Market Perspectives

Data Lakes are Evolving and Delivering on Expectations

Written by Ventana Research | Aug 16, 2022 12:00:00 PM

Data lakes began to emerge 10 years ago in response to the desire for analytic data platforms that could economically store and process large volumes of raw data. These platforms access data from multiple operational applications in a variety of formats to be queried by multiple business departments for a variety of analytic workloads.

Ventana Research’s Data Lakes Dynamics Insights research illustrates that data lakes are fulfilling that promise. More than one-half of organizations use data lakes to store data from three or more operational data sources, and more than one-quarter store data in a data lake using three or more file formats. More than two-thirds of organizations are running two or more analytics workloads on data lakes, and almost 9 in 10 expect multiple business departments and functions to benefit from data lake environments.

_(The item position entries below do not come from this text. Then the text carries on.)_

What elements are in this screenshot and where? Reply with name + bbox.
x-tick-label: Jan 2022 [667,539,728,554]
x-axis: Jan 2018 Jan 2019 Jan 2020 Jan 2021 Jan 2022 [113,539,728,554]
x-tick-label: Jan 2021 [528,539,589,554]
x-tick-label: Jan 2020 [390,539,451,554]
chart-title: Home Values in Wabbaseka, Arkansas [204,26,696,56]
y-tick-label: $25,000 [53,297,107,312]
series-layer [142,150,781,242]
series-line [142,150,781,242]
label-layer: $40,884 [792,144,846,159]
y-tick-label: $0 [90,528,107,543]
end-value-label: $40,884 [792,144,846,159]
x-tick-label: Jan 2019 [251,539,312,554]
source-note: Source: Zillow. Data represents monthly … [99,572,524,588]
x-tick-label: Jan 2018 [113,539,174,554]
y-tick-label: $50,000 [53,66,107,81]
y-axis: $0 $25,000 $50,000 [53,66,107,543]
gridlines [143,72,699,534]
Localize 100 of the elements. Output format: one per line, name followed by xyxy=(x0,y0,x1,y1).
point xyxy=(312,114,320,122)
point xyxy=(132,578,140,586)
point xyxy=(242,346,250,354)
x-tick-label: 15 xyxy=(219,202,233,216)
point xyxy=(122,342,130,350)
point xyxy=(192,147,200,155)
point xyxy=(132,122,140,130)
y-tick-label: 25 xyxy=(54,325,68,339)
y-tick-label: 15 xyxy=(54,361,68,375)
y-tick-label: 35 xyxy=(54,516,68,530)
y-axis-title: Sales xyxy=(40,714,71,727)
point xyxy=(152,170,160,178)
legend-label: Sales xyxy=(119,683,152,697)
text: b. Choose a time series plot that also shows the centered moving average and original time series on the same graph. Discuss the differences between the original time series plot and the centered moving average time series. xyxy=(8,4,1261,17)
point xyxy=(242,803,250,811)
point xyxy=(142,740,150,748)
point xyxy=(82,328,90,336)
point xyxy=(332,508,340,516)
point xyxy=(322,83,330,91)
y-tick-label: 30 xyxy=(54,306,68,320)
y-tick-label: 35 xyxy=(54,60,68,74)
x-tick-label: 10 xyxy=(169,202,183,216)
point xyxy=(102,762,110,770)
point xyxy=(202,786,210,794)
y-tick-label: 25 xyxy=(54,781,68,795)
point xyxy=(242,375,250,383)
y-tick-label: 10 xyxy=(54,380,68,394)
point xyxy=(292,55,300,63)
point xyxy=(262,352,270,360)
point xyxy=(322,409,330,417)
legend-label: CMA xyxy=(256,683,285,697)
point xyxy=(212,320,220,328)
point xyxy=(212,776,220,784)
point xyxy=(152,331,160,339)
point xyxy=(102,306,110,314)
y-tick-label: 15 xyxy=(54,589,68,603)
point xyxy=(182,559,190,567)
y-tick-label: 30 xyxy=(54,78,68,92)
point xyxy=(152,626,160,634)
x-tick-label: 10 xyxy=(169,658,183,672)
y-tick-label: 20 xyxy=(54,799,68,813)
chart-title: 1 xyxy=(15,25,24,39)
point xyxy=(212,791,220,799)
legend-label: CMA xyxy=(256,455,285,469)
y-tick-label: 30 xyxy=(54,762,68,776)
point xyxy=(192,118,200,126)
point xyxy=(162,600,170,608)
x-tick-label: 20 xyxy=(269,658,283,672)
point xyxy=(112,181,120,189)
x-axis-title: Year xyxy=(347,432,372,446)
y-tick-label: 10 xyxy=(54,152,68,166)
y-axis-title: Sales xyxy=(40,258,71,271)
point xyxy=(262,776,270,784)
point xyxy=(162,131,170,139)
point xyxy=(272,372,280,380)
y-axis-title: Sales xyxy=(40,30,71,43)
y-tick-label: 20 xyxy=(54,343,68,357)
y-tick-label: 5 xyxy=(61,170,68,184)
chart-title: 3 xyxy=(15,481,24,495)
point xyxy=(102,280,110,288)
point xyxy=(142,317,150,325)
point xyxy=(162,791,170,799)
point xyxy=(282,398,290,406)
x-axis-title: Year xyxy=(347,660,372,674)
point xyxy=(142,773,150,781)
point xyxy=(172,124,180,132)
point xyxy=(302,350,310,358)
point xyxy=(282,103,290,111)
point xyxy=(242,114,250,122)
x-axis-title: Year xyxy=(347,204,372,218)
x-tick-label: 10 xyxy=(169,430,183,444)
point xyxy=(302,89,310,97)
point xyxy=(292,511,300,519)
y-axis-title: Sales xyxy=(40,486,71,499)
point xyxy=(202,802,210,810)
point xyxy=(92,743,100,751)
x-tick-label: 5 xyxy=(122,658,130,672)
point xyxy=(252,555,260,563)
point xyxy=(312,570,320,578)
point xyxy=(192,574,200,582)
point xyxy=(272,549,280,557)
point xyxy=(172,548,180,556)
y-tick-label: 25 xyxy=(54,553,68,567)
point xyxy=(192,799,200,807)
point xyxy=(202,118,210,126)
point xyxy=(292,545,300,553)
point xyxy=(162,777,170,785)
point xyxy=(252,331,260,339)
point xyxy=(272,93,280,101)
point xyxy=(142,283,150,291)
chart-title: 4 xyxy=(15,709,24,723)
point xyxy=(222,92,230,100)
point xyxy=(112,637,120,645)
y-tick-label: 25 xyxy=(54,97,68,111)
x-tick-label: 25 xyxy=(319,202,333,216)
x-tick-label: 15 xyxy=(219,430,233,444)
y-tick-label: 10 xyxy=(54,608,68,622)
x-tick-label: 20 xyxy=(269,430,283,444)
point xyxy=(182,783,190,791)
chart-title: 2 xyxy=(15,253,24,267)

The research also highlights how data lake environments are evolving. Initially based primarily on Apache Hadoop, data lakes are now increasingly based on cloud object storage. Additionally, while many early data lake projects were assembled by IT departments relying on their own technological expertise with homegrown scripts and code, the use of these “do-it-yourself” environments is expected to decline rapidly. Data lakes based on open standards and open formats are expected to see the greatest growth.

Data lakes have been widely adopted in the last decade and are in production with almost two-thirds (65%) of respondents to Ventana Research’s Data Lakes Dynamics Insight research. A further 32% plan to adopt a data lake at some point in the future. Reported benefits include better communication and knowledge sharing as well as improved competitive advantage.

Data lake adopters are more confident in their ability to analyze large amounts of data. More than one-quarter (27%) of data lake adopters are very confident in their organization’s ability to analyze very large amounts of structured and unstructured data, compared to less than 1 in 10 (8%) of those that have not yet adopted a data lake. Confidence levels increase in relation to the maturity of an organization’s data lake deployment, both in terms of the number of years for which the organization has had a data lake in production, and the organization’s level of expertise.

The architecture on which the data lake is based also appears to have an impact on confidence and satisfaction. All organizations (100%) with data lakes based on open standards and open formats reported confidence in the ability to analyze very large amounts of both structured and unstructured data, compared to less than one-quarter of those using proprietary tools and cloud services. Also, almost one-half of those using open standards and open formats are satisfied with current data lake architecture compared to about one-quarter of those using proprietary tools and cloud services.

This disparity in satisfaction may be a factor in the anticipated move to open standards and open formats by almost two-fifths of those currently using data lakes based on proprietary tools and cloud services planning. Despite this shift of some data lake users from proprietary to open standards, the use of proprietary tools and cloud services is expected to grow, albeit not as fast as the use of open standards and open formats, with both fueled by adoption in organizations currently using homegrown scripts and code or those without a current data lake.

This evolution of the data lake architecture is not enough, on its own, to overcome ongoing data lake challenges, which include governance and security as well as accessing and preparing data. Almost all data lake adopters use or plan to use additional technologies to help manage and govern data lake environments, including data catalogs, open-source data management projects, custom code and scripts and data management and data governance products.

Organizations are also beginning to embrace open-source transaction management projects such as Apache Hudi, Apache Iceberg and Delta Lake. More than one-half of data lake adopters are using at least one of these emerging table formats today. The adoption of these new table formats has the potential to increase the use of data lakes as a replacement for data warehousing environments, supporting analytics workloads based on the processing of structured data. To date, less than one-quarter of organizations have adopted a data lake to replace an existing data warehouse environment, and data lake and data warehouse environments co-exist in almost three-quarters of organizations.

Variance in terminology could also have an impact on adoption of data lakes. We see some vendors and organizations referring to the combination of structured data processing functionality and cloud object storage as a data lakehouse, with the term data lake used specifically to refer to the cloud object storage layer. We assert that by 2024, more than three-quarters of current data lake adopters will be investing in data lakehouse technologies to improve the business value generated from the accumulated data. As advanced cloud data warehouse environments are also designed to take advantage of cloud object storage, we could see an increase in the number of organizations using a data lake (i.e., the cloud storage layer) as a source of information for the data warehouse, potentially alongside a data lakehouse.

The data lake is at a critical point in its evolution. It is now well-established with widespread adoption that is delivering on the original promised benefits. Data lake adopters have greater confidence in their ability to process and generate value from large and multi-faceted datasets. That initial success, combined with emerging and maturing functionality, is increasing expectations. The DIY phase of adoption is over. The use of proprietary products will continue to grow, but data lakes are shifting to open standards. Despite ongoing coexistence, the line between data warehouses and data lakes will continue to blur. Organizations that have not already done so should explore the potential benefits of data lakes, while those that have embraced proprietary or homegrown architectures should look to the potential advantages of open standards and open formats.